LiveSoft - Lightweight Verification of (Distributed Systems) Software
As illustrated through the advent of cloud computing, cyberphysical systems, or the Internet of Things, more and more applications are inherently distributed. At the same time, programming distributed systems is notoriously hard. Programmers have to deal with asynchrony and have to cater for partial failures -- the possibility that certain communication(s), processes, or hosts fail while others remain operational. These failures can have drastic consequences such as the missing to react to critical events or inconsistent states respectively.
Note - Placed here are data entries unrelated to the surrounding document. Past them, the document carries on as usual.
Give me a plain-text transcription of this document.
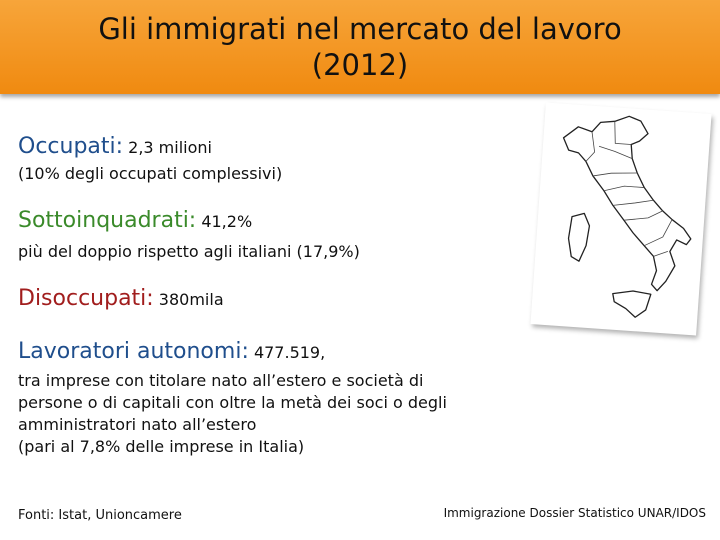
Gli immigrati nel mercato del lavoro
(2012)
Occupati: 2,3 milioni
(10% degli occupati complessivi)
Sottoinquadrati: 41,2%
più del doppio rispetto agli italiani (17,9%)
Disoccupati: 380mila
Lavoratori autonomi: 477.519,
tra imprese con titolare nato all’estero e società di
persone o di capitali con oltre la metà dei soci o degli
amministratori nato all’estero
(pari al 7,8% delle imprese in Italia)
Fonti: Istat, Unioncamere	Immigrazione Dossier Statistico UNAR/IDOS
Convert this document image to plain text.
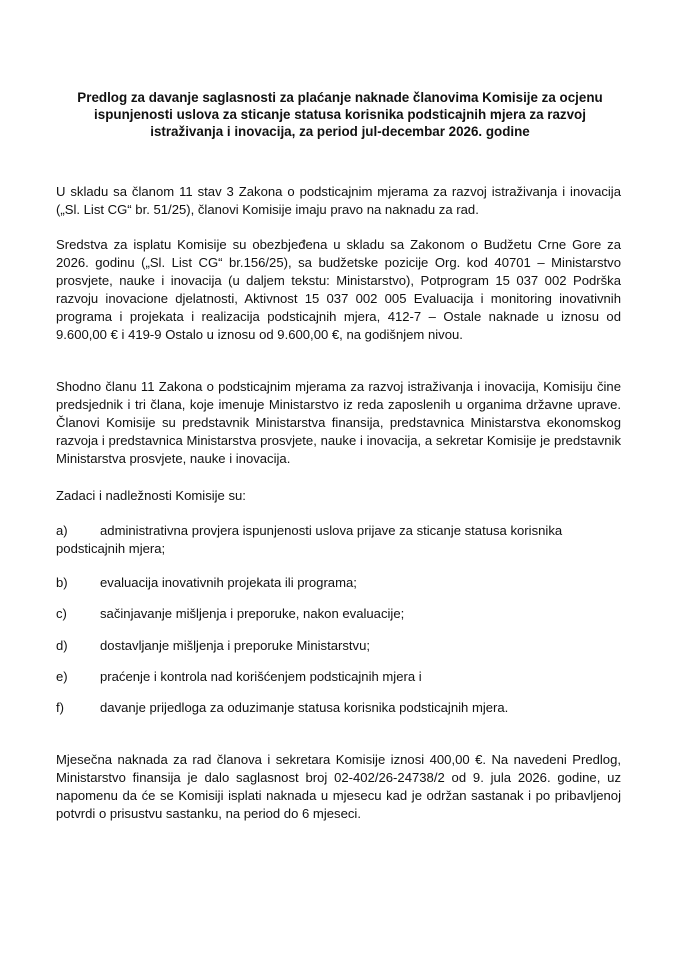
Predlog za davanje saglasnosti za plaćanje naknade članovima Komisije za ocjenu ispunjenosti uslova za sticanje statusa korisnika podsticajnih mjera za razvoj istraživanja i inovacija, za period jul-decembar 2026. godine
U skladu sa članom 11 stav 3 Zakona o podsticajnim mjerama za razvoj istraživanja i inovacija („Sl. List CG“ br. 51/25), članovi Komisije imaju pravo na naknadu za rad.
Sredstva za isplatu Komisije su obezbjeđena u skladu sa Zakonom o Budžetu Crne Gore za 2026. godinu („Sl. List CG“ br.156/25), sa budžetske pozicije Org. kod 40701 – Ministarstvo prosvjete, nauke i inovacija (u daljem tekstu: Ministarstvo), Potprogram 15 037 002 Podrška razvoju inovacione djelatnosti, Aktivnost 15 037 002 005 Evaluacija i monitoring inovativnih programa i projekata i realizacija podsticajnih mjera, 412-7 – Ostale naknade u iznosu od 9.600,00 € i 419-9 Ostalo u iznosu od 9.600,00 €, na godišnjem nivou.
Shodno članu 11 Zakona o podsticajnim mjerama za razvoj istraživanja i inovacija, Komisiju čine predsjednik i tri člana, koje imenuje Ministarstvo iz reda zaposlenih u organima državne uprave. Članovi Komisije su predstavnik Ministarstva finansija, predstavnica Ministarstva ekonomskog razvoja i predstavnica Ministarstva prosvjete, nauke i inovacija, a sekretar Komisije je predstavnik Ministarstva prosvjete, nauke i inovacija.
Zadaci i nadležnosti Komisije su:
a)	administrativna provjera ispunjenosti uslova prijave za sticanje statusa korisnika podsticajnih mjera;
b)	evaluacija inovativnih projekata ili programa;
c)	sačinjavanje mišljenja i preporuke, nakon evaluacije;
d)	dostavljanje mišljenja i preporuke Ministarstvu;
e)	praćenje i kontrola nad korišćenjem podsticajnih mjera i
f)	davanje prijedloga za oduzimanje statusa korisnika podsticajnih mjera.
Mjesečna naknada za rad članova i sekretara Komisije iznosi 400,00 €. Na navedeni Predlog, Ministarstvo finansija je dalo saglasnost broj 02-402/26-24738/2 od 9. jula 2026. godine, uz napomenu da će se Komisiji isplati naknada u mjesecu kad je održan sastanak i po pribavljenoj potvrdi o prisustvu sastanku, na period do 6 mjeseci.
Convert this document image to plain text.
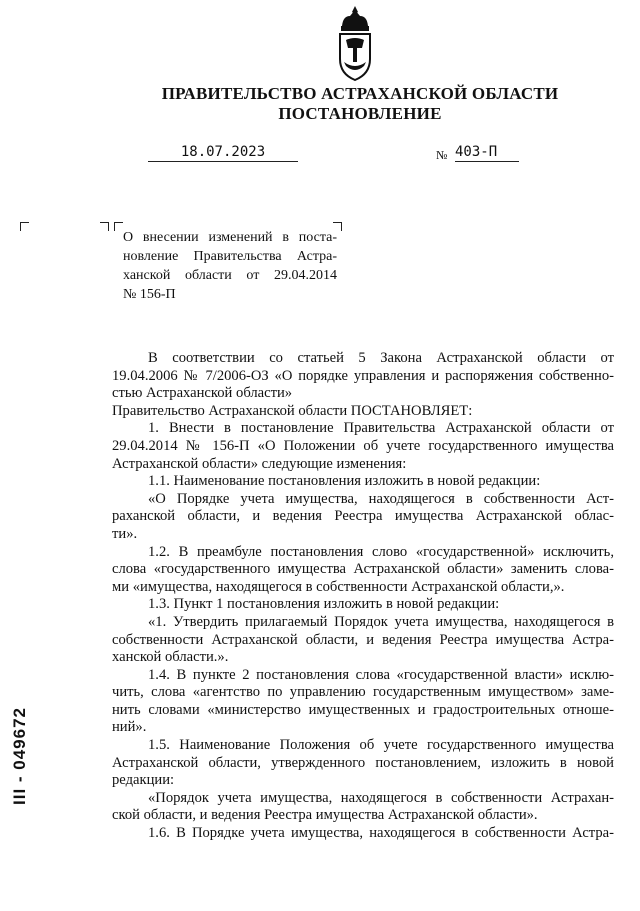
ПРАВИТЕЛЬСТВО АСТРАХАНСКОЙ ОБЛАСТИ
ПОСТАНОВЛЕНИЕ
18.07.2023	№ 403-П
О внесении изменений в поста-
новление Правительства Астра-
ханской области от 29.04.2014
№ 156-П
В соответствии со статьей 5 Закона Астраханской области от
19.04.2006 № 7/2006-ОЗ «О порядке управления и распоряжения собственно-
стью Астраханской области»
Правительство Астраханской области ПОСТАНОВЛЯЕТ:
1. Внести в постановление Правительства Астраханской области от
29.04.2014 № 156-П «О Положении об учете государственного имущества
Астраханской области» следующие изменения:
1.1. Наименование постановления изложить в новой редакции:
«О Порядке учета имущества, находящегося в собственности Аст-
раханской области, и ведения Реестра имущества Астраханской облас-
ти».
1.2. В преамбуле постановления слово «государственной» исключить,
слова «государственного имущества Астраханской области» заменить слова-
ми «имущества, находящегося в собственности Астраханской области,».
1.3. Пункт 1 постановления изложить в новой редакции:
«1. Утвердить прилагаемый Порядок учета имущества, находящегося в
собственности Астраханской области, и ведения Реестра имущества Астра-
ханской области.».
1.4. В пункте 2 постановления слова «государственной власти» исклю-
чить, слова «агентство по управлению государственным имуществом» заме-
нить словами «министерство имущественных и градостроительных отноше-
ний».
1.5. Наименование Положения об учете государственного имущества
Астраханской области, утвержденного постановлением, изложить в новой
редакции:
«Порядок учета имущества, находящегося в собственности Астрахан-
ской области, и ведения Реестра имущества Астраханской области».
1.6. В Порядке учета имущества, находящегося в собственности Астра-
ІІІ - 049672
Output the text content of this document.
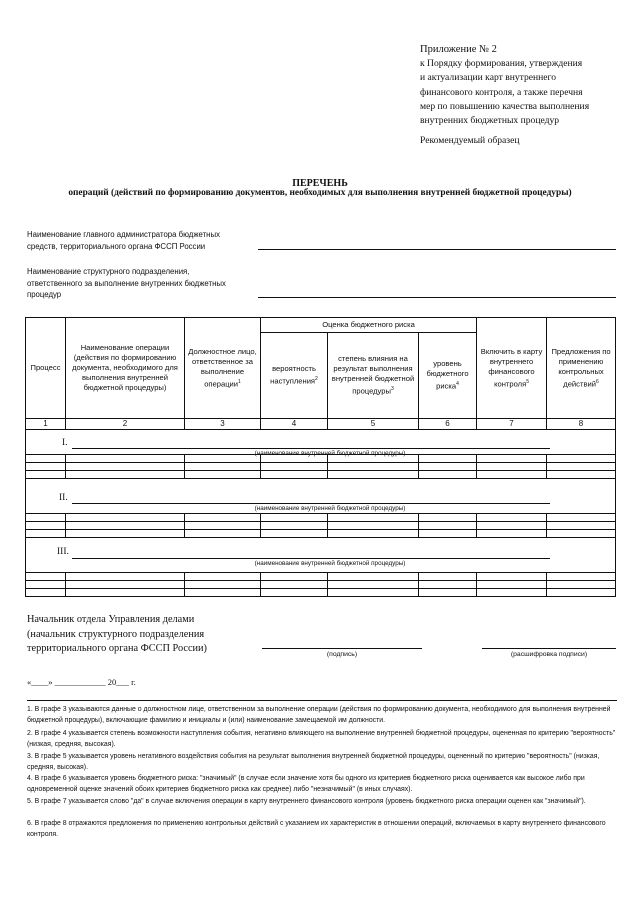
Приложение № 2
к Порядку формирования, утверждения
и актуализации карт внутреннего
финансового контроля, а также перечня
мер по повышению качества выполнения
внутренних бюджетных процедур
Рекомендуемый образец
ПЕРЕЧЕНЬ
операций (действий по формированию документов, необходимых для выполнения внутренней бюджетной процедуры)
Наименование главного администратора бюджетных
средств, территориального органа ФССП России
Наименование структурного подразделения,
ответственного за выполнение внутренних бюджетных
процедур
Процесс	Наименование операции (действия по формированию документа, необходимого для выполнения внутренней бюджетной процедуры)	Должностное лицо, ответственное за выполнение операции$^1$	Оценка бюджетного риска			Включить в карту внутреннего финансового контроля$^5$	Предложения по применению контрольных действий$^6$
			вероятность наступления$^2$	степень влияния на результат выполнения внутренней бюджетной процедуры$^3$	уровень бюджетного риска$^4$
1	2	3	4	5	6	7	8

I.
(наименование внутренней бюджетной процедуры)
II.
(наименование внутренней бюджетной процедуры)
III.
(наименование внутренней бюджетной процедуры)
Начальник отдела Управления делами
(начальник структурного подразделения
территориального органа ФССП России)
(подпись)	(расшифровка подписи)
«____» ____________ 20___ г.
1. В графе 3 указываются данные о должностном лице, ответственном за выполнение операции (действия по формированию документа, необходимого для выполнения внутренней бюджетной процедуры), включающие фамилию и инициалы и (или) наименование замещаемой им должности.
2. В графе 4 указывается степень возможности наступления события, негативно влияющего на выполнение внутренней бюджетной процедуры, оцененная по критерию "вероятность" (низкая, средняя, высокая).
3. В графе 5 указывается уровень негативного воздействия события на результат выполнения внутренней бюджетной процедуры, оцененный по критерию "вероятность" (низкая, средняя, высокая).
4. В графе 6 указывается уровень бюджетного риска: "значимый" (в случае если значение хотя бы одного из критериев бюджетного риска оценивается как высокое либо при одновременной оценке значений обоих критериев бюджетного риска как среднее) либо "незначимый" (в иных случаях).
5. В графе 7 указывается слово "да" в случае включения операции в карту внутреннего финансового контроля (уровень бюджетного риска операции оценен как "значимый").
6. В графе 8 отражаются предложения по применению контрольных действий с указанием их характеристик в отношении операций, включаемых в карту внутреннего финансового контроля.
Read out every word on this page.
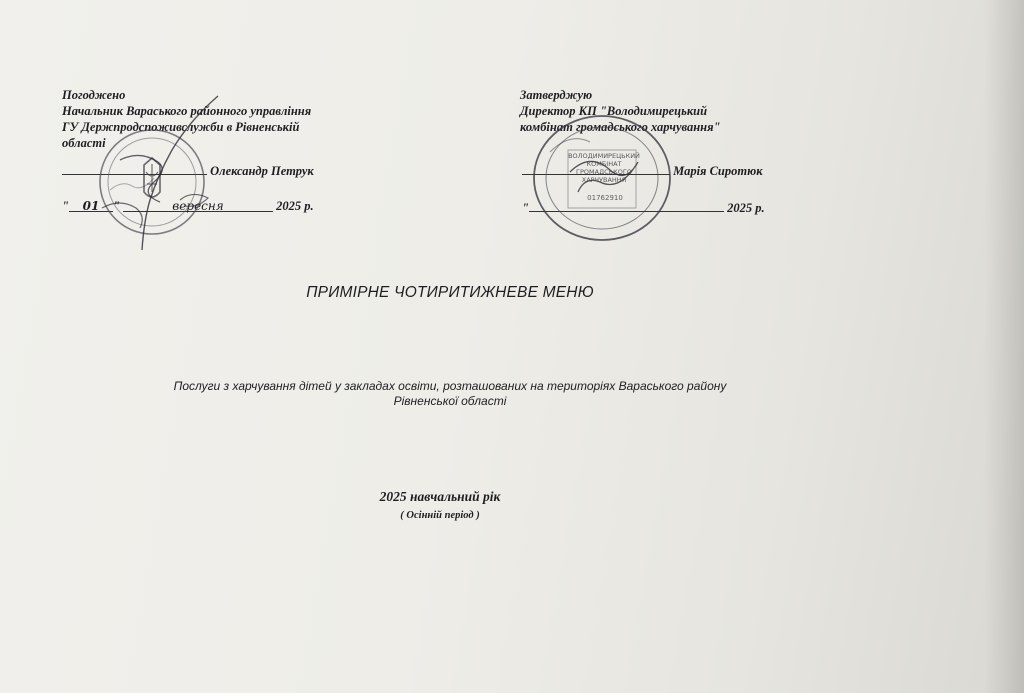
Погоджено
Начальник Вараського районного управління
ГУ Держпродспоживслужби в Рівненській
області
Олександр Петрук
" 01 "	вересня	2025 р.
Затверджую
Директор КП "Володимирецький
комбінат громадського харчування"
Марія Сиротюк
"	2025 р.
ВОЛОДИМИРЕЦЬКИЙ КОМБІНАТ ГРОМАДСЬКОГО ХАРЧУВАННЯ
01762910
ПРИМІРНЕ ЧОТИРИТИЖНЕВЕ МЕНЮ
Послуги з харчування дітей у закладах освіти, розташованих на територіях Вараського району
Рівненської області
2025 навчальний рік
( Осінній період )
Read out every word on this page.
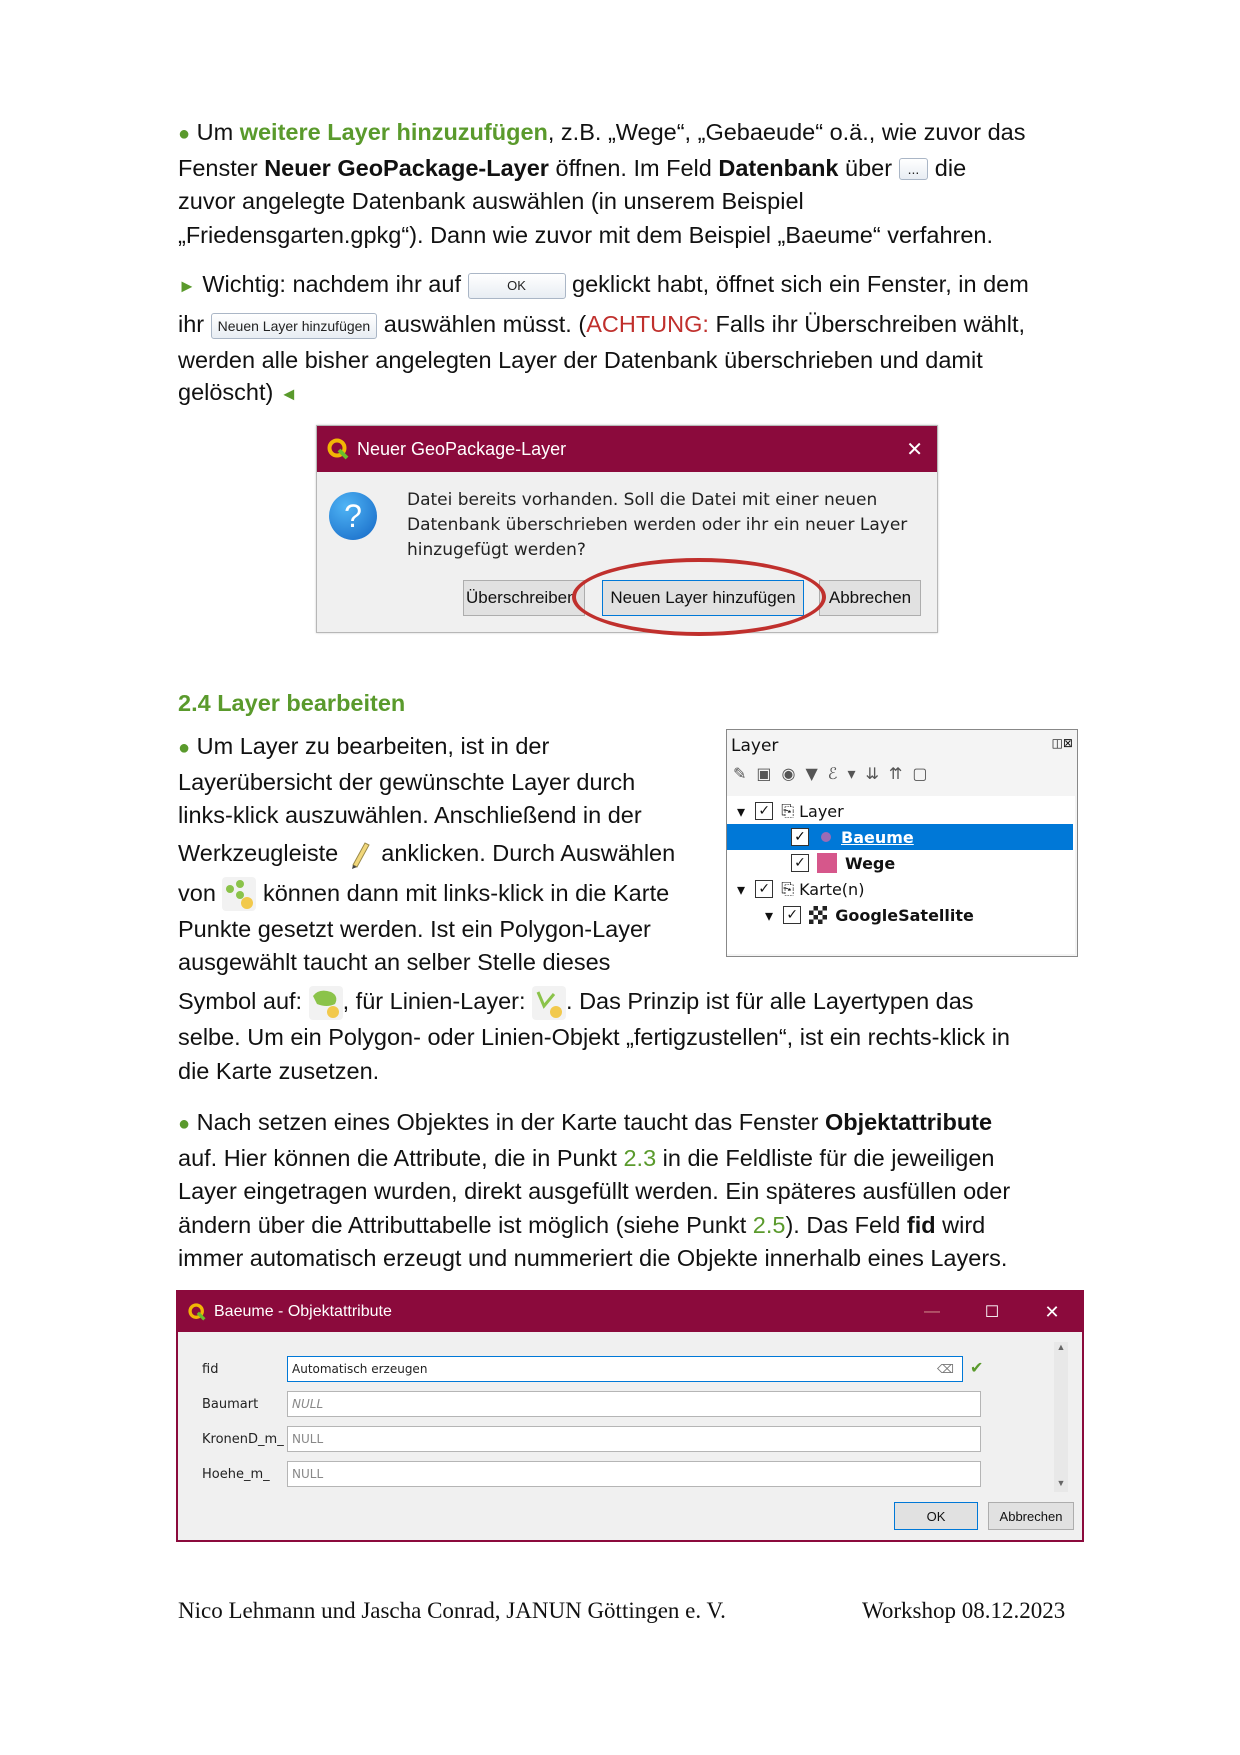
● Um weitere Layer hinzuzufügen, z.B. „Wege“, „Gebaeude“ o.ä., wie zuvor das
Fenster Neuer GeoPackage-Layer öffnen. Im Feld Datenbank über ... die
zuvor angelegte Datenbank auswählen (in unserem Beispiel
„Friedensgarten.gpkg“). Dann wie zuvor mit dem Beispiel „Baeume“ verfahren.
► Wichtig: nachdem ihr auf	OK geklickt habt, öffnet sich ein Fenster, in dem
ihr Neuen Layer hinzufügen auswählen müsst. (ACHTUNG: Falls ihr Überschreiben wählt,
werden alle bisher angelegten Layer der Datenbank überschrieben und damit
gelöscht) ◄
Neuer GeoPackage-Layer	✕
?	Datei bereits vorhanden. Soll die Datei mit einer neuen
Datenbank überschrieben werden oder ihr ein neuer Layer
hinzugefügt werden?
Überschreiben	Neuen Layer hinzufügen Abbrechen
2.4 Layer bearbeiten
● Um Layer zu bearbeiten, ist in der
Layerübersicht der gewünschte Layer durch
links-klick auszuwählen. Anschließend in der
Werkzeugleiste  anklicken. Durch Auswählen
von  können dann mit links-klick in die Karte
Punkte gesetzt werden. Ist ein Polygon-Layer
ausgewählt taucht an selber Stelle dieses
Symbol auf: , für Linien-Layer: . Das Prinzip ist für alle Layertypen das
selbe. Um ein Polygon- oder Linien-Objekt „fertigzustellen“, ist ein rechts-klick in
die Karte zusetzen.
Layer	◫⊠
✎▣◉▼ℰ▾⇊⇈▢
▾ ✓ ⎘ Layer
✓ Baeume
✓ Wege
▾ ✓ ⎘ Karte(n)
▾ ✓ GoogleSatellite
● Nach setzen eines Objektes in der Karte taucht das Fenster Objektattribute
auf. Hier können die Attribute, die in Punkt 2.3 in die Feldliste für die jeweiligen
Layer eingetragen wurden, direkt ausgefüllt werden. Ein späteres ausfüllen oder
ändern über die Attributtabelle ist möglich (siehe Punkt 2.5). Das Feld fid wird
immer automatisch erzeugt und nummeriert die Objekte innerhalb eines Layers.
Baeume - Objektattribute	—	☐	✕
fid	Automatisch erzeugen	⌫ ✔
Baumart	NULL
KronenD_m_ NULL
Hoehe_m_ NULL
▲
▼
OK	Abbrechen
Nico Lehmann und Jascha Conrad, JANUN Göttingen e. V.	Workshop 08.12.2023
Limitations on existing hardware infrastructure necessitate subtle assumptions on system and failure models though to achieve efficient yet complex algorithmic solutions, whose implementation is prone to delicate defects.
Existing techniques for engineering reliable distributed systems software require much effort (e.g., program annotations in the form of invariants) thus discouraging many developers from their use; other techniques require developers to explicitly run specific tools (e.g., model checkers) which are thus easily left out and still cannot achieve complete validation.
LiveSoft investigates static techniques to verify a subset of relevant and failure-prone aspects of distributed software --- interaction between components --- in a way which is lightweight and can be integrated with compilation. Our techniques will be able to sieve out many important defects upfront by pushing software reliability into the software design process. To that end LiveSoft proposes protocol types which leverage experiences with session types yet focus on fault-tolerant distributed systems by emphasizing asynchrony, failure handling and recovery, protocol composition, security, and parameterization. A main challenge is to support different system and failure models including emerging hardware trends such as hardware transactional memory and non-volatile memory rather than hardwiring speciific notions of (a)synchrony and failures.